Deutschland diskutiert über Hartz IV. Wir haben vier Betroffene gefragt, was staatliche Stütze und Jobcenter mit ihnen gemacht haben.

Von Ulrike Nimz

Seit SPD-Kanzlerkandidat Martin Schulz eine Entschärfung der Agenda 2010 angekündigt hat, wird in Deutschland wieder debattiert: über Arbeitslosigkeit und Armut, über Weiterbildung und Würde. Im Wahlkampf entdeckt die Politik die kleinen Leute. Bundesarbeitsministerin Andrea Nahles (SPD) will für 100 000 Langzeitarbeitslose ein Beschäftigungsprogramm in Milliardenhöhe auflegen.

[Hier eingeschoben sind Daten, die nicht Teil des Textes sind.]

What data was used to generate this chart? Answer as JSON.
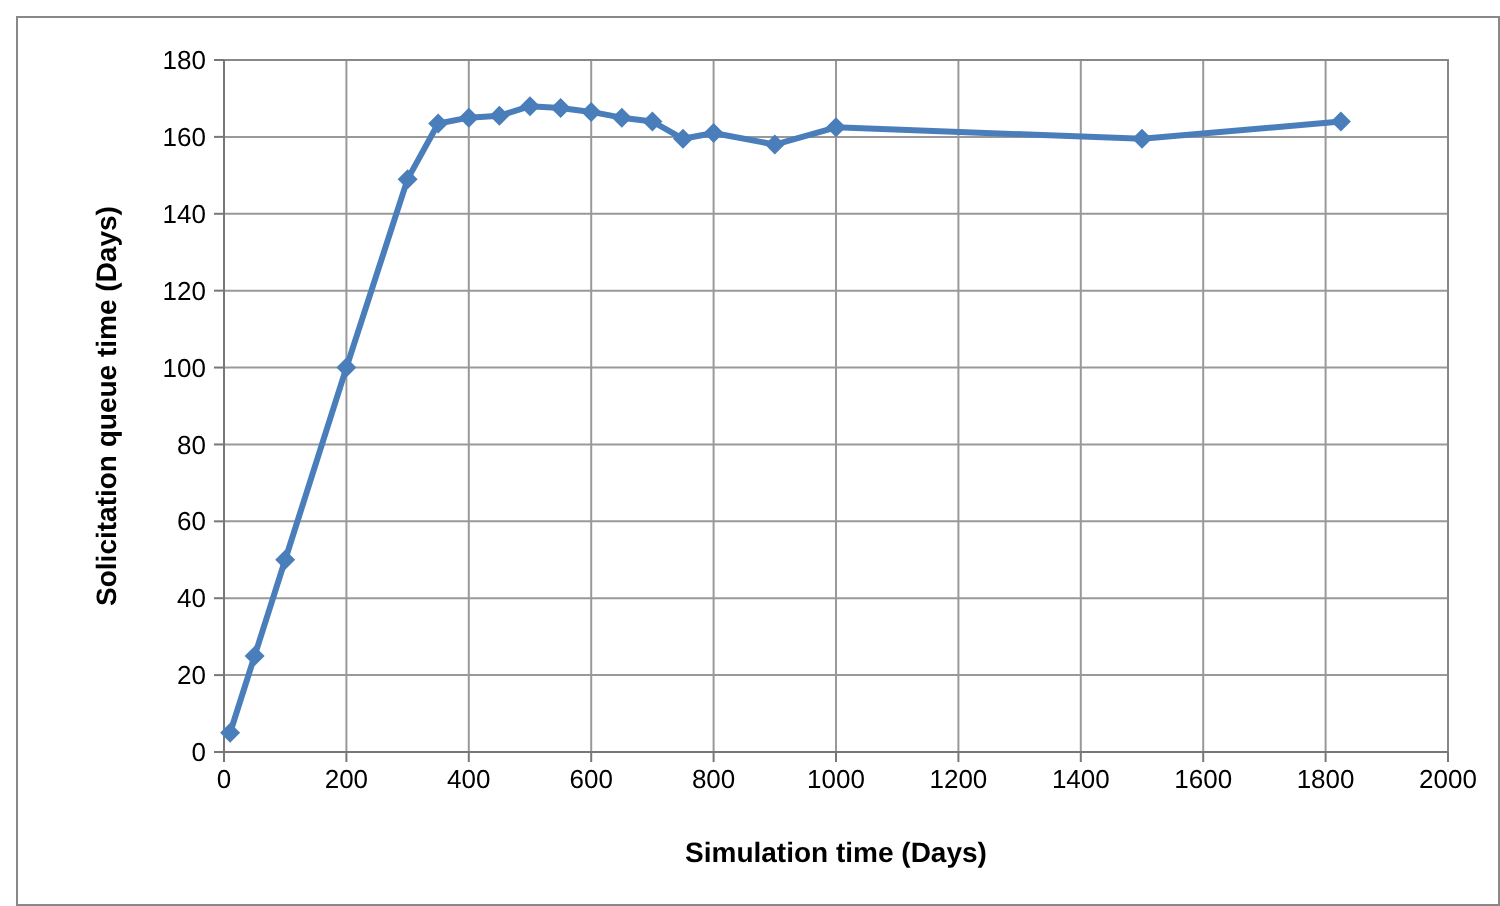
{
  "chart_data": {
    "type": "line",
    "xlabel": "Simulation time (Days)",
    "ylabel": "Solicitation queue time (Days)",
    "x": [
      10,
      50,
      100,
      200,
      300,
      350,
      400,
      450,
      500,
      550,
      600,
      650,
      700,
      750,
      800,
      900,
      1000,
      1500,
      1825
    ],
    "series": [
      {
        "color": "#4a7ebb",
        "values": [
          5,
          25,
          50,
          100,
          149,
          163.5,
          165,
          165.5,
          168,
          167.5,
          166.5,
          165,
          164,
          159.5,
          161,
          158,
          162.5,
          159.5,
          164
        ]
      }
    ],
    "xlim": [
      0,
      2000
    ],
    "xticks": [
      0,
      200,
      400,
      600,
      800,
      1000,
      1200,
      1400,
      1600,
      1800,
      2000
    ],
    "ylim": [
      0,
      180
    ],
    "yticks": [
      0,
      20,
      40,
      60,
      80,
      100,
      120,
      140,
      160,
      180
    ],
    "grid": true,
    "marker": "diamond",
    "line_style": "solid"
  }
}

Der neue Chef der Bundesagentur für Arbeit, Detlef Scheele, will die Grundsicherung vereinfachen, Bürokratie abbauen und mehr Zeit gewinnen für die Jobvermittlung. "Wir schreiben niemanden ab", sagt Nahles. "Uns darf keiner verloren gehen", sagt Scheele. Und was sagen die Betroffenen? Die Süddeutsche Zeitung hat mit Menschen über ihren Alltag mit der Agenda gesprochen. Entstanden sind Erfahrungsberichte über Chancen und Schwachstellen des Systems Hartz IV.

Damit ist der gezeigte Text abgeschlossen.